One strategy was to visualize this change in the midst of a crisis is to reflect on the following illustration. Pre-pandemic, things were like the lower left corner of this painting, largely ordered although certainly not homogeneous. During the pandemic, things changed, and the usual rules and formats and engagement changed and we became disordered in a sense. The order pre-pandemic was disrupted. We needed professors to change; we needed students to change; we needed institutions to change. And the changes were made as we went. We built the education plane as it was flying.

What does this all mean?

We need to identify the positives that occurred in education during the pandemic. Then we need to find ways to share these positives so they can be replicated and scaled. And we need to develop stickiness— how to make change last and endure so that we can see long-term improvement. Now, stickiness is tricky; how we can make social change is a topic worthy of future discussion.

As I reflect on the positive changes engendered by the pandemic, I am struck by the statement that accompanies an ancient Japanese form of pottery repair named Kintsugi. The broken shards are pieced together with gold and then it is said, “More Beautiful for Being Broken.”

In a very real way, inspired by Kintsugi, we need to make peace with the pieces the pandemic left behind and gather the positive shards and allow them to be part of education moving forward. This following illustration that I created is an effort to speak to the beauty that can be found if we piece together what is broken. And, by analogy, so it is with education.

With the Kintsugi philosophy in mind, here is what I see. I see that positive change happened in higher education during the pandemic, and for complex reasons, we have largely ignored it. Instead, we are enamored with the negatives the pandemic produced, which are plentiful to be sure.

We would be wise to look at the positives, some of which were detailed above, that occurred–within and outside individual classrooms and within the higher education community. And we can then name what happened during the pandemic us to move forward. If we do this, we can use what we did to better education for our students today and tomorrow.

A crisis created opportunity for change. Let’s not let that opportunity go to waste to play off a hackneyed phrase. That, at the end of the day, is my hope. And it is not chimerical hope. It is hope grounded in this reality: if we are willing to work to acknowledge and then use the positive change we created, we can improve higher education.

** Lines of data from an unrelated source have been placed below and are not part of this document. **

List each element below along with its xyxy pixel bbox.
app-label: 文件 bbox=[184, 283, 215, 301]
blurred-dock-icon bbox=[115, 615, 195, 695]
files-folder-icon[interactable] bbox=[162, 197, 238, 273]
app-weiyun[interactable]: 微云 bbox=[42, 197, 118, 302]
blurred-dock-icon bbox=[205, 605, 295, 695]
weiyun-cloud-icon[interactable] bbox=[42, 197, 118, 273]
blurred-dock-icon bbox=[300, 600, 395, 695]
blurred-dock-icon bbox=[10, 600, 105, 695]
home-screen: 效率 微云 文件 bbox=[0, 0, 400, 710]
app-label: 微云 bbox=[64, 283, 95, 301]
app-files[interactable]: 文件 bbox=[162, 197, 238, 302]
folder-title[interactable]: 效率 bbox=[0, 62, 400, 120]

Karen Gross is former president of Southern Vermont College and senior policy advisor to the U.S. Department of Education. She specializes in student success and trauma across the educational landscape and teaches at the Rutgers School of Social Work. Her most recent book, Trauma Doesn’t Stop at the School Door: Solutions and Strategies for Educators, PreK-College, was released in June 2020 by Columbia Teachers College Press and was the winner of the Delta Kappa Gamma Educator’s Book of the Year award. All artwork in this piece is by Karen Gross.

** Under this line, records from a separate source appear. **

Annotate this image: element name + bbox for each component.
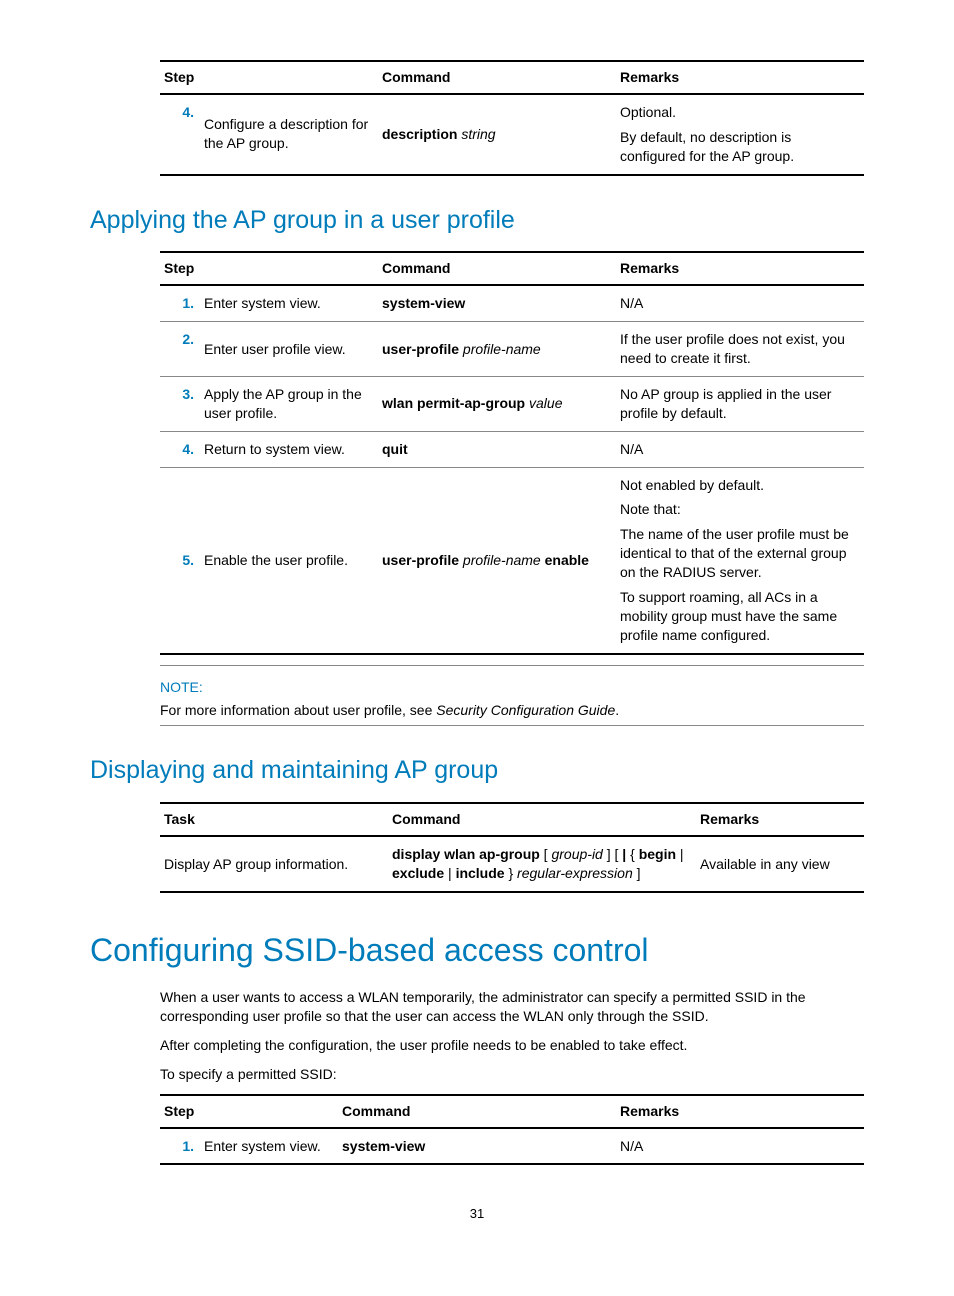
step-text: Enter system view. (200, 285, 378, 321)
col-command: Command (378, 61, 616, 94)
step-text: Enter system view. (200, 1128, 338, 1165)
remarks-text: Available in any view (696, 836, 864, 892)
command-text: quit (378, 431, 616, 467)
paragraph: After completing the configuration, the … (160, 1036, 864, 1055)
note-label: NOTE: (160, 678, 864, 697)
table: Task Command Remarks Display AP group in… (160, 802, 864, 893)
col-remarks: Remarks (616, 1095, 864, 1128)
step-num: 4. (160, 431, 200, 467)
step-num: 1. (160, 1128, 200, 1165)
col-task: Task (160, 803, 388, 836)
table-row: 4. Return to system view. quit N/A (160, 431, 864, 467)
table-row: 5. Enable the user profile. user-profile… (160, 467, 864, 654)
table: Step Command Remarks 1. Enter system vie… (160, 251, 864, 654)
remarks-text: No AP group is applied in the user profi… (616, 376, 864, 431)
col-step: Step (160, 61, 378, 94)
task-text: Display AP group information. (160, 836, 388, 892)
table-row: 3. Apply the AP group in the user profil… (160, 376, 864, 431)
col-step: Step (160, 252, 378, 285)
step-text: Configure a description for the AP group… (200, 94, 378, 175)
col-remarks: Remarks (616, 61, 864, 94)
command-text: wlan permit-ap-group value (378, 376, 616, 431)
paragraph: To specify a permitted SSID: (160, 1065, 864, 1084)
note-body: For more information about user profile,… (160, 701, 864, 727)
section-body: When a user wants to access a WLAN tempo… (160, 988, 864, 1165)
step-num: 2. (160, 322, 200, 377)
table-row: Display AP group information. display wl… (160, 836, 864, 892)
command-text: user-profile profile-name enable (378, 467, 616, 654)
step-text: Return to system view. (200, 431, 378, 467)
table-ap-group-desc: Step Command Remarks 4. Configure a desc… (160, 60, 864, 176)
command-text: description string (378, 94, 616, 175)
col-command: Command (378, 252, 616, 285)
remarks-text: Not enabled by default. Note that: The n… (616, 467, 864, 654)
command-text: system-view (338, 1128, 616, 1165)
page-number: 31 (90, 1205, 864, 1223)
table-row: 2. Enter user profile view. user-profile… (160, 322, 864, 377)
command-text: system-view (378, 285, 616, 321)
heading-ssid-access-control: Configuring SSID-based access control (90, 929, 864, 972)
command-text: user-profile profile-name (378, 322, 616, 377)
remarks-text: N/A (616, 431, 864, 467)
step-text: Enter user profile view. (200, 322, 378, 377)
table-row: 1. Enter system view. system-view N/A (160, 285, 864, 321)
table: Step Command Remarks 4. Configure a desc… (160, 60, 864, 176)
step-text: Apply the AP group in the user profile. (200, 376, 378, 431)
col-remarks: Remarks (616, 252, 864, 285)
remarks-text: N/A (616, 285, 864, 321)
remarks-text: If the user profile does not exist, you … (616, 322, 864, 377)
table-ssid-steps: Step Command Remarks 1. Enter system vie… (160, 1094, 864, 1166)
col-step: Step (160, 1095, 338, 1128)
step-num: 1. (160, 285, 200, 321)
table-apply-ap-group: Step Command Remarks 1. Enter system vie… (160, 251, 864, 726)
step-num: 3. (160, 376, 200, 431)
step-num: 5. (160, 467, 200, 654)
heading-applying-ap-group: Applying the AP group in a user profile (90, 204, 864, 238)
heading-displaying-ap-group: Displaying and maintaining AP group (90, 754, 864, 788)
col-remarks: Remarks (696, 803, 864, 836)
remarks-text: Optional. By default, no description is … (616, 94, 864, 175)
table-row: 4. Configure a description for the AP gr… (160, 94, 864, 175)
command-text: display wlan ap-group [ group-id ] [ | {… (388, 836, 696, 892)
table-display-ap-group: Task Command Remarks Display AP group in… (160, 802, 864, 893)
paragraph: When a user wants to access a WLAN tempo… (160, 988, 864, 1026)
col-command: Command (338, 1095, 616, 1128)
step-num: 4. (160, 94, 200, 175)
col-command: Command (388, 803, 696, 836)
remarks-text: N/A (616, 1128, 864, 1165)
note-box: NOTE: For more information about user pr… (160, 665, 864, 727)
step-text: Enable the user profile. (200, 467, 378, 654)
table-row: 1. Enter system view. system-view N/A (160, 1128, 864, 1165)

Author’s note: I have written for The New England Journal of Higher Education for over 15 years. All the pieces I have written have been shepherded through the publication process by John Harney. Even when my ideas were outside the proverbial box, his questions and editing suggestions were spot on and thoughtful and supportive. I know he is retiring. This essay is dedicated to him, because not only is it out of the box, but I wanted one last opportunity to share my thoughts with him and garner his valuable feedback. So, this essay is my thank-you to a marvelous editor who allowed my voice to be heard.